Tiefkühllager als Gebäude / 5 Diese Grundsätze hat das FG Münster bestätigt

Im vom Finanzgericht Münster entschiedenen Fall war die Klägerin der Auffassung, ihr Tiefkühllager sei als Betriebsvorrichtung zu qualifizieren, da der dauerhafte Aufenthalt von Menschen in einem Kühlhaus nicht möglich sei, in dem durchgehend eine Temperatur von -24 Grad Celsius herrsche.

Demgegenüber waren aber die Finanzrichter der Auffassung, dass das Tiefkühllager auch für den nicht nur vorübergehenden Aufenthalt von Menschen geeignet ist. Denn in entsprechender Schutzkleidung können die Arbeiter der Klägerin über einen Arbeitstag verteilt in Einheiten von jeweils 45 Minuten die in dem Tiefkühllager erforderlichen Arbeiten vornehmen.

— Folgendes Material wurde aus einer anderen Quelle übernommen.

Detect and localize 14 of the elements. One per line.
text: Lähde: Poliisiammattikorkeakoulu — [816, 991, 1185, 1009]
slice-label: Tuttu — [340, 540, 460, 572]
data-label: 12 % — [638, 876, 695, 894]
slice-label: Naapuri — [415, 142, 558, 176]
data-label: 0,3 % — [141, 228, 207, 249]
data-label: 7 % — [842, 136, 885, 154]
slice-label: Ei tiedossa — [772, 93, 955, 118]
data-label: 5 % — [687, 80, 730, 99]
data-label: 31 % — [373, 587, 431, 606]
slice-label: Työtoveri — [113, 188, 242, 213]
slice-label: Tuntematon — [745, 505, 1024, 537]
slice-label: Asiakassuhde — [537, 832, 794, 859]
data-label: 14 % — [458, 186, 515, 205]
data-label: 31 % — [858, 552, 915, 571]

Es handelte sich im Streitfall um Ein- und Auslagerungsvorgänge sowie zum Teil auch um die Zusammenstellung der Warenlieferungen (Kommissionierung). Dass nicht alle in diesem Zusammenhang anfallenden Arbeiten wegen der bestehenden gesundheitlichen Gefahren im Tiefkühllager selbst, sondern lediglich im Rampenbereich ausgeführt werden konnten, hebt die Gebäudeeigenschaft des Tiefkühllagers nicht auf. Denn der zeitliche Rahmen war jedenfalls so bemessen, dass auch das Tiefkühllager den nicht nur vorübergehenden Aufenthalt von Menschen ermöglichte. Insbesondere ist nach Auffassung des Finanzgerichts der Aufenthalt von Menschen in dem Tiefkühllager integraler Bestandteil des Betriebsablaufs.

Auch weist das Finanzgericht darauf hin, die Behauptung der Klägerin, ein Tiefkühllager gewähre – abweichend vom Gebäudebegriff – keinen hinreichenden Schutz gegen Witterungseinflüsse, insbesondere nicht gegen Kälte, greife nicht. Denn seiner Auffassung nach erfordert der Gebäudebegriff nicht, dass Schutz gegen jegliche Art von Witterungseinflüssen besteht.